Verdeaqua, il grido disperato dei lavoratori

La terza Commissione consiliare ha incontrato l’assessore allo Sport Piccinini: senza la certificazione della cooperativa non possiamo fare nulla
L’AQUILA. Sono 32 lavoratori, dei quali 14 collaboratori sportivi e 18 a tempo indeterminato, di cui 6 portatori di handicap.
Sono i dipendenti – per ora ex – della cooperativa Verdeaqua, che ha gestito per 20 anni, fino all’11 ottobre scorso, l’impianto sportivo di Santa Barbara. Ieri mattina 13 dei lavoratori si sono ritrovati in Comune, nella sede di Villa Gioia, dove si è riunita la terza Commissione consiliare Politiche sociali, culturali e formative, presieduta da Elisabetta De Blasis, alla presenza dell’assessore allo Sport, Alessandro Piccinini.
Una commissione che è servita a chiarire una cosa: l’impianto per ora resta chiuso e il futuro dei 32 lavoratori è pieno di incognite. La struttura sportiva, che richiama oltre 700 utenti al giorno tra piscina, palestra e campi da calcetto e tennis (anche se quest’ultimo spazio era chiuso da tempo), è stata sigillata dai vigili del fuoco proprio l’11 ottobre scorso, dopo lo sversamento di cloro.
Ma vigili del fuoco, Asl e Arta avevano trovato anche problemi all’impianto e hanno imposto delle prescrizioni, senza l’adempimento delle quali non potrà riaprire. E proprio questo è stato il leit motiv dell’assessore Piccinini – che, paradossalmente, si è beccato anche l’applauso dei lavoratori per ora disoccupati – ovvero la presentazione di tutte le certificazioni da parte della cooperativa Verdeaqua.
«Senza di quelle», ha sottolineato Piccinini, «il Comune non può fare nulla». L’amministrazione è orientata a un affidamento temporaneo, che potrebbe essere della stessa Verdeaqua, in attesa del nuovo bando per la gestione della struttura.

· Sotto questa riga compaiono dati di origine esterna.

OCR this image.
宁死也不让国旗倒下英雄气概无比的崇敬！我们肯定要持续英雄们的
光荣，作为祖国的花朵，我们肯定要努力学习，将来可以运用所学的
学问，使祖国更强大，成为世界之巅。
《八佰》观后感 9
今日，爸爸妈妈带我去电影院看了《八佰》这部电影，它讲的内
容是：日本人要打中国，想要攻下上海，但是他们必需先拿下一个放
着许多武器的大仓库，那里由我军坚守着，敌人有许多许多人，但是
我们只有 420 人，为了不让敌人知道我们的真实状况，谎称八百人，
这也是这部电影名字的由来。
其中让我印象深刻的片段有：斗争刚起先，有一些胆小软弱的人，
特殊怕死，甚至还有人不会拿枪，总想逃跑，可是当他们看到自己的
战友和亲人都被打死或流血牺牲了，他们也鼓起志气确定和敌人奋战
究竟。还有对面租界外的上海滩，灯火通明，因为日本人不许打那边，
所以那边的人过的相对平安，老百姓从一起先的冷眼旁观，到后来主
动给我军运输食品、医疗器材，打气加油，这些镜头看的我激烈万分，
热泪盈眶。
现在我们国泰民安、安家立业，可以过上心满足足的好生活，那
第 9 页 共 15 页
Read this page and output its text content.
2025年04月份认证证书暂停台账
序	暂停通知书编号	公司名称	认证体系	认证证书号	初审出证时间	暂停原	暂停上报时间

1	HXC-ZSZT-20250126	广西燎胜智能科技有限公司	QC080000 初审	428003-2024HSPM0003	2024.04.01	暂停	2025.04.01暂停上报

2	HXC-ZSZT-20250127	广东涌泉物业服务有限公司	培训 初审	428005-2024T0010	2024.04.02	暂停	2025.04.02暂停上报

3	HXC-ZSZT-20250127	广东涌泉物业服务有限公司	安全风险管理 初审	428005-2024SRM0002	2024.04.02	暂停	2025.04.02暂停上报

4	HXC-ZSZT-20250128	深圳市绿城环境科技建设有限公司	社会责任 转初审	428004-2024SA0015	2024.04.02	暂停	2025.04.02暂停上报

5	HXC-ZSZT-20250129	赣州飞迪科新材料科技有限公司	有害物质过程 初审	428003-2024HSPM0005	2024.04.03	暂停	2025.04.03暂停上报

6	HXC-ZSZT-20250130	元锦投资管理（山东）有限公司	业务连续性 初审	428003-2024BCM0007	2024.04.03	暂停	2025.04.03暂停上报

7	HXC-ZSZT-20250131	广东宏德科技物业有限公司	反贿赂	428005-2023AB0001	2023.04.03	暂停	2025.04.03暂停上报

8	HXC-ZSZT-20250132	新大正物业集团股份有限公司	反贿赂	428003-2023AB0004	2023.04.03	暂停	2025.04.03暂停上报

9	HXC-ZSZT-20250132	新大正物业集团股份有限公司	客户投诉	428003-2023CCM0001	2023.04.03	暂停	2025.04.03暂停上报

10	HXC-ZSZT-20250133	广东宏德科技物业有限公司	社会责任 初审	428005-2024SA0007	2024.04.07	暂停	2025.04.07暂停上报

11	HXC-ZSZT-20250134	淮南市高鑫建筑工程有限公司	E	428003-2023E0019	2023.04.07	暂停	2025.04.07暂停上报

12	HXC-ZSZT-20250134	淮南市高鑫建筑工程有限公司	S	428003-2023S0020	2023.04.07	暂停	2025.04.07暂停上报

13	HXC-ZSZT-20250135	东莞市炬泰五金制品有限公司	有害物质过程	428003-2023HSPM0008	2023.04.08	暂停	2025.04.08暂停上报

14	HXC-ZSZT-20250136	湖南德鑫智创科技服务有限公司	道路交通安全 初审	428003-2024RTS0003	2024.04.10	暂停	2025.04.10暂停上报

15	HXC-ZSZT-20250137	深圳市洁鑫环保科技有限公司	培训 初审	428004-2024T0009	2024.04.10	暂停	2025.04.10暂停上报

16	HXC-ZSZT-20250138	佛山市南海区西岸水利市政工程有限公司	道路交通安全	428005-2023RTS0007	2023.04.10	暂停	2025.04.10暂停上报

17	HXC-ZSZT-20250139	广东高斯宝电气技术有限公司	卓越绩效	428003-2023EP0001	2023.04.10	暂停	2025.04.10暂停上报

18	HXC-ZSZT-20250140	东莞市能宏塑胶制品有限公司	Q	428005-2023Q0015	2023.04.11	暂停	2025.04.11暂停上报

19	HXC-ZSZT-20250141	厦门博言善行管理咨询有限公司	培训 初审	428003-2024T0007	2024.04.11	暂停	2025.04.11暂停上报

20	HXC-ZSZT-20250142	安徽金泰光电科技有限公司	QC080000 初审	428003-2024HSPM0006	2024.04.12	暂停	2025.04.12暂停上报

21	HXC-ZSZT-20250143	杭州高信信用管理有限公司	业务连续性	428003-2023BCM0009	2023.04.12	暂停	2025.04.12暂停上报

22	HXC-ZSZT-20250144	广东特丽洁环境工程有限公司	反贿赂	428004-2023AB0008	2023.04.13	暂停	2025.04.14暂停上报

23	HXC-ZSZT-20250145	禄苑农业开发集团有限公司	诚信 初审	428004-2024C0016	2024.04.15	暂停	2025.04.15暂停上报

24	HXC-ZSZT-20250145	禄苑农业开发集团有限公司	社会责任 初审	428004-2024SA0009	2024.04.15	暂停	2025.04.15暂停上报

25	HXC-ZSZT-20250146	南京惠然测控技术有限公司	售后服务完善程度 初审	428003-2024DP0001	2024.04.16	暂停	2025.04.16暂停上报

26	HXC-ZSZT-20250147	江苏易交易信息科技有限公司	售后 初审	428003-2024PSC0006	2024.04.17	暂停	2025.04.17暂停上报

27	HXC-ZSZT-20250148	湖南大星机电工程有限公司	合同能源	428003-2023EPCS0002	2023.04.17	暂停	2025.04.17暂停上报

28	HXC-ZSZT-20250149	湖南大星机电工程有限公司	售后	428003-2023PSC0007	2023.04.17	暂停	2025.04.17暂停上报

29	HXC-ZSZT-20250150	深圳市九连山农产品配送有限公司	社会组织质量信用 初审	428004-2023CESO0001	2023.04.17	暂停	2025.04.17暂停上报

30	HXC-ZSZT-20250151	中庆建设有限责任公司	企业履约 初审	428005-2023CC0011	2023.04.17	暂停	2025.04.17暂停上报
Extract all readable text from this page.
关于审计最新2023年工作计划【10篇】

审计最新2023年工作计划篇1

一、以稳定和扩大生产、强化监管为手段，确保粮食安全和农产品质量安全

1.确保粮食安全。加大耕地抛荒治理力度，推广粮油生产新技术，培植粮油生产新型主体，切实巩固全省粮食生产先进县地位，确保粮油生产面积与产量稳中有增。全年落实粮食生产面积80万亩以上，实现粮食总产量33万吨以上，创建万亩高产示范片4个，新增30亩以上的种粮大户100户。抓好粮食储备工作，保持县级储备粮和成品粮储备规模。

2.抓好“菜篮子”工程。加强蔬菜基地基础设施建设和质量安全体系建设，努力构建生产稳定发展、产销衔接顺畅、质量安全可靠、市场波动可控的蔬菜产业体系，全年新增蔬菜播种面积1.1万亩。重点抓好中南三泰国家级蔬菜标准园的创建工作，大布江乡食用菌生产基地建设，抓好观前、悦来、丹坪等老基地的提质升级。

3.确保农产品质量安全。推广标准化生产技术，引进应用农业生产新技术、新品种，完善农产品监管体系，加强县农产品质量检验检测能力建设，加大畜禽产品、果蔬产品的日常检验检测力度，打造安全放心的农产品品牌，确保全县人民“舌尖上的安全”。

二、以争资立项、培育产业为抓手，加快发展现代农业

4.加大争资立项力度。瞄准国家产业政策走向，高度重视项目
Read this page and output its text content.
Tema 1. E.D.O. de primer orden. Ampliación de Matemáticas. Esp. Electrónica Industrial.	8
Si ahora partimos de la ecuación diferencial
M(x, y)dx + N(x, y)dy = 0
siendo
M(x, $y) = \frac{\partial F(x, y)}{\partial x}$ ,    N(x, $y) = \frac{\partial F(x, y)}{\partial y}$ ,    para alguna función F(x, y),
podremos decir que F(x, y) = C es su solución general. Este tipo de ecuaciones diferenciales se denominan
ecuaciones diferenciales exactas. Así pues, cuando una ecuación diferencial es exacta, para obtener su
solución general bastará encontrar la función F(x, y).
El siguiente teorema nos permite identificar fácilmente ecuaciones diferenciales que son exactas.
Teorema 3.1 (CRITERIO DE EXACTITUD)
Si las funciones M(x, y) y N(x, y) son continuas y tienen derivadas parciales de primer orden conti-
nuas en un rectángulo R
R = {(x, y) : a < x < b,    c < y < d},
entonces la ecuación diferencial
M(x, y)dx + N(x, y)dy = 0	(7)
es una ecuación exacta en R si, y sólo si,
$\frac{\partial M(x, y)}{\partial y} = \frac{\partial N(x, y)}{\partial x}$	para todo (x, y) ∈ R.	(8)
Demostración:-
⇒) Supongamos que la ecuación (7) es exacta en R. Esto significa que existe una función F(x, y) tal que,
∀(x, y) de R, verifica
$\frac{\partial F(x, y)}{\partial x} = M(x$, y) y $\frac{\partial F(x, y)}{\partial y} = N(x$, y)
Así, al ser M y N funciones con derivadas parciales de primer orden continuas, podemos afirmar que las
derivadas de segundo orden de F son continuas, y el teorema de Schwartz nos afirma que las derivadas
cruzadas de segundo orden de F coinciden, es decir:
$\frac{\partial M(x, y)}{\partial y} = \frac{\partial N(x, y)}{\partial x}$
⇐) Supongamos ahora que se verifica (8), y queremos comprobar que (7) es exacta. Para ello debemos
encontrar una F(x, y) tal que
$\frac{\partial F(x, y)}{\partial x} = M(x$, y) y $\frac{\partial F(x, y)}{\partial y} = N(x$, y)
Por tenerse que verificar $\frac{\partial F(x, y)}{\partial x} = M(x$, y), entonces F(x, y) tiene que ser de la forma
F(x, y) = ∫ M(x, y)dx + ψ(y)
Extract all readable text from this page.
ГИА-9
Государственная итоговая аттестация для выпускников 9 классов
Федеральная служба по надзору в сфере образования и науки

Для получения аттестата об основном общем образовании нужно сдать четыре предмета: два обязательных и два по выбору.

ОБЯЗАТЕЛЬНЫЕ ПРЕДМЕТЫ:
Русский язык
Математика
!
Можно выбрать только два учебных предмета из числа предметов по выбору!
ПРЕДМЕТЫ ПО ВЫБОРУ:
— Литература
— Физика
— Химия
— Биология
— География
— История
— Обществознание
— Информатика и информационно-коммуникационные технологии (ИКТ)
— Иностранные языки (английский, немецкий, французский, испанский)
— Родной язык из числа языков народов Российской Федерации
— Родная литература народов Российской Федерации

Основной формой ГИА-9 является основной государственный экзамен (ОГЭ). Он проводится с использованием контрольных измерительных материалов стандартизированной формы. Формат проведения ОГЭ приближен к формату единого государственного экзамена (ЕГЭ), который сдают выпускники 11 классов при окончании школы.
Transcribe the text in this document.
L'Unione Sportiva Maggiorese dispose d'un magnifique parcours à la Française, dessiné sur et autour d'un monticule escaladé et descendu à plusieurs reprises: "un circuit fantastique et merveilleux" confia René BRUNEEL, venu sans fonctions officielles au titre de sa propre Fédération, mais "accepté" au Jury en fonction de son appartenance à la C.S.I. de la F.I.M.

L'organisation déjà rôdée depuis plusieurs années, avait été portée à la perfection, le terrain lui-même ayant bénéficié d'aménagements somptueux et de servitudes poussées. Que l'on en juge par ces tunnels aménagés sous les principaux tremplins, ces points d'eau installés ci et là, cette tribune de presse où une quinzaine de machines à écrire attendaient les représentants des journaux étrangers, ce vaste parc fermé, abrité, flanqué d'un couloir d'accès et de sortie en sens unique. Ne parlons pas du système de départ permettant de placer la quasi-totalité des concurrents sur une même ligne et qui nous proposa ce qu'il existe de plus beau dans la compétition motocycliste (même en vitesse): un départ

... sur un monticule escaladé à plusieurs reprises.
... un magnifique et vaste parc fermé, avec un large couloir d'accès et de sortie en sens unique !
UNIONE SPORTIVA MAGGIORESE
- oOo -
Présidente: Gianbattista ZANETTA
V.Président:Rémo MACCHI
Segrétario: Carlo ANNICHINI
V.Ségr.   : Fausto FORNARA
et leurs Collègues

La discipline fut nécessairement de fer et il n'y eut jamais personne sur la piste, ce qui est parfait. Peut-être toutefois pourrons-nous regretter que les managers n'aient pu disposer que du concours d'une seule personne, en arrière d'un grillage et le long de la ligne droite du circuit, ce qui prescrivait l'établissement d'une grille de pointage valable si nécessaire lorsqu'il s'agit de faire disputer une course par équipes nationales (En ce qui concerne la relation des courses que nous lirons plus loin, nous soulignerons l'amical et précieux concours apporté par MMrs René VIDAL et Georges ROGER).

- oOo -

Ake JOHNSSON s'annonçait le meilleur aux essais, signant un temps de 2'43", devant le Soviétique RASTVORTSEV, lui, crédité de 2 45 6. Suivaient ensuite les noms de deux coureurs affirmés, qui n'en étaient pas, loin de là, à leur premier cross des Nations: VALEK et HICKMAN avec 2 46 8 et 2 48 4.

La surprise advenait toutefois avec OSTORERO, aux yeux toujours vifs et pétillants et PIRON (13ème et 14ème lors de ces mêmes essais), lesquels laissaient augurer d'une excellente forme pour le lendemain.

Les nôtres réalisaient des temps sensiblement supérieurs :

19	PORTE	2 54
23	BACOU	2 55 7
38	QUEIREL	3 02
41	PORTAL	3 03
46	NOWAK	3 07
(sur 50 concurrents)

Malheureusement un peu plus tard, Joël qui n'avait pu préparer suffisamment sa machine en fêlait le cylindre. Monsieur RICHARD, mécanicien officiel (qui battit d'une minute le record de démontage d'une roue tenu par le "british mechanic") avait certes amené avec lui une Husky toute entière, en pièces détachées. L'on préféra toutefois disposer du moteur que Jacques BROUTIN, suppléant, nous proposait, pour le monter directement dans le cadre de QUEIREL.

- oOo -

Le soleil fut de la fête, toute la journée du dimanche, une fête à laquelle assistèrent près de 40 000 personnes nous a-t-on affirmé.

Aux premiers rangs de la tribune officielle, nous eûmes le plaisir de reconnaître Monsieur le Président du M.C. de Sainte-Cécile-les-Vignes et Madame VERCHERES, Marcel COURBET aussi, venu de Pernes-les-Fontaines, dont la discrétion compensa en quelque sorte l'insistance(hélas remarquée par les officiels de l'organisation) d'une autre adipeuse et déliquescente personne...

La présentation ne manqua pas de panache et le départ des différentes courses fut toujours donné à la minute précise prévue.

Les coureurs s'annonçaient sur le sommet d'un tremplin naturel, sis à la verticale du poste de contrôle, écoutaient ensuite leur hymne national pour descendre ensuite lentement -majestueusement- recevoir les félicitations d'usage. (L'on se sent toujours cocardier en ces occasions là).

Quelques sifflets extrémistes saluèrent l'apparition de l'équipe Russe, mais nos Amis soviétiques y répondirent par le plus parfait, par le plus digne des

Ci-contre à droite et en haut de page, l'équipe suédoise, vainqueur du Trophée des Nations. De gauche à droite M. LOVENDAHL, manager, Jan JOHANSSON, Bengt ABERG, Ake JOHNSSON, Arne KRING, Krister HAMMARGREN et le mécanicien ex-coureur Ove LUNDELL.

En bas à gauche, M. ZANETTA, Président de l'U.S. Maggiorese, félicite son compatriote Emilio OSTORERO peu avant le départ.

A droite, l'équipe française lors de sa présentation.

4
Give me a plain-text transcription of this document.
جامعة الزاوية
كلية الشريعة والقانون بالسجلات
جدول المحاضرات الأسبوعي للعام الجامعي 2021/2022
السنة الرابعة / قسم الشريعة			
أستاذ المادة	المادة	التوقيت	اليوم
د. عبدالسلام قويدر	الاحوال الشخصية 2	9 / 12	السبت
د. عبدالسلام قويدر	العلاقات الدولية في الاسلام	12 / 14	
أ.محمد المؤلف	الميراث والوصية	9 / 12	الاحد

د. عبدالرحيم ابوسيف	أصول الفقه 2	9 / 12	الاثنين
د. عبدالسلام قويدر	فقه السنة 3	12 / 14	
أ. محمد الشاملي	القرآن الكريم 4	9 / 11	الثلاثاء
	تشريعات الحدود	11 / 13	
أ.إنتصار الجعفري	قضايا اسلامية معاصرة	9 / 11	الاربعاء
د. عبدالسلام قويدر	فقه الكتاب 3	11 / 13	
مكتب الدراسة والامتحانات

Ma c’è anche il problema del mutuo, stipulato a suo tempo dalla cooperativa con il Credito sportivo, di 2 milioni di euro, che per il momento si accollerebbe il Comune. Giustino Masciocco ha riproposto («Cialente, non si sa perché, a suo tempo bocciò la mia idea») di far accollare al Comune la rata del mutuo portandola a 100mila euro l’anno – la coop ne pagava 68 mila ogni sei mesi – .
Ma finora non c’è nulla di concreto e bisognerà aspettare le certificazioni. Nel frattempo i lavoratori resteranno senza occupazione e la città, che è già carente di impianti sportivi, nel frattempo ne sta perdendo uno di importanza vitale. Tra i lavoratori c’è chi vive con quegli appena mille euro di stipendio che riesce a prendere. «Sono vedova e ho due figli», dice una delle lavoratrici, «per fortuna sono autonomi, ma con quei soldi devo pagare bollette, affitto e viverci».
«Io invece sono separata e anche io ho due figli, uno è autonomo, un’altra studia all’Università», le fa eco un’altra lavoratrice della Verdeaqua. «Ma anche io non so come fare ad andare avanti». Una situazione drammatica, che la Commissione di ieri, nonostante gli sforzi della presidente De Blasis – che ha voluto a tutti i costi questo confronto con l’assessore – non ha ovviamente risolto, né fornito prospettive incoraggianti. Con i lavoratori c’erano i sindacalisti della Fp-Cgil. La stessa Commissione, in precedenza, aveva dato parere favorevole al progetto del consigliere Giancarlo Della Pelle sugli spazi per i graffiti – in modo da «diseducare» i vandali che sporcano muri e palazzi della città – con il contributo dell’assessore alla Cultura Sabrina Di Cosimo.